The Corps also helps fish migrating upriver. Fish ladders aren’t available at every facility to help fish migrate past the dam. A couple of times a week, biologists with the Corps head out to the river to help move tens of thousands of fish.
At five different facilities along the Willamette River, fish are directed into ladders that lead them into holding pens—basically oversized swimming pools. The fish then follow a spray of water and jump into a flume, where biologists inspect each fish. The Corps and Oregon Department of Fish and Wildlife have a disposition plan that determines how many of which species will be moved above dams and which will be sent back into the river below. The fish moving above the dam get loaded into trucks that drive them upriver.

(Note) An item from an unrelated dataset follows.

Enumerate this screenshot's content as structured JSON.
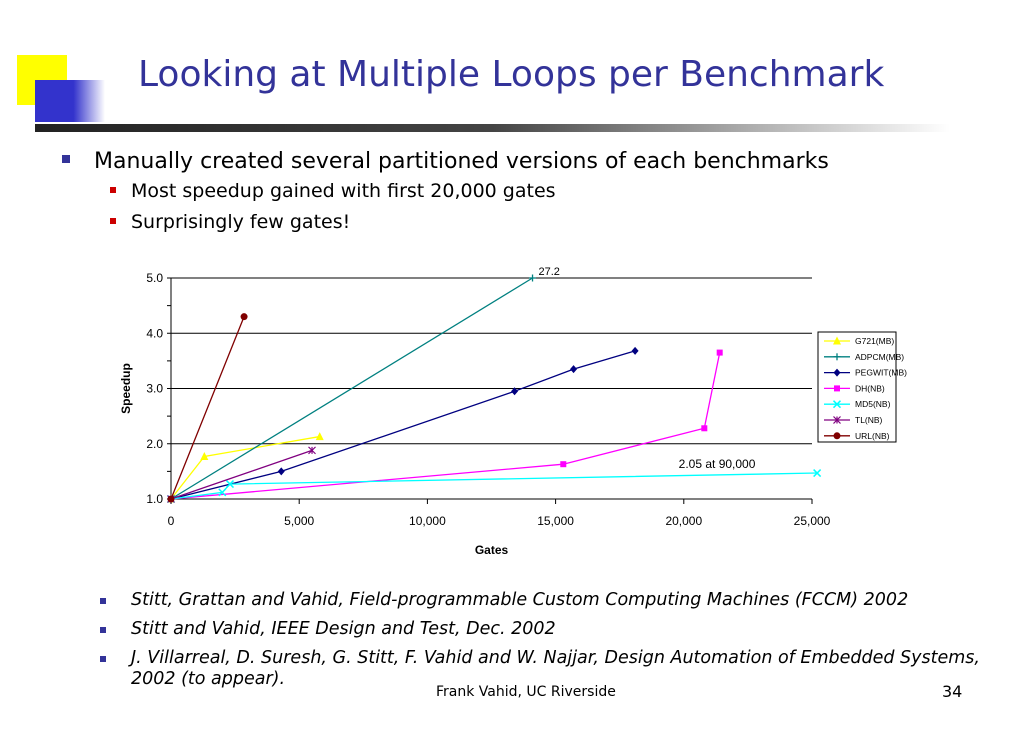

Every fish a biologist works with is counted, and for target species, data such as sex and length are tracked. Biologists also collect a small tissue sample for parentage analysis. By looking at genetic data, they can determine whether its parents had previously been tracked and ascertain whether the fish had spawned above the dam.
“It’s a really good big-picture way to understand how we’re performing,” Greg says. “If you put 500 fish up there, and you get 100 back, you haven’t improved the status of the population. So, the big-picture goal is for that population to sustain themselves.”
While the salmon at Fall Creek Lake have begun sustaining a stable population level, that’s not true in all bodies of water the Corps works with. But Greg and his team are working hard toward that goal.
“Some of these fish feel like my fish children, for sure,” Greg says with a laugh. “They keep me up at night. I worry about them.”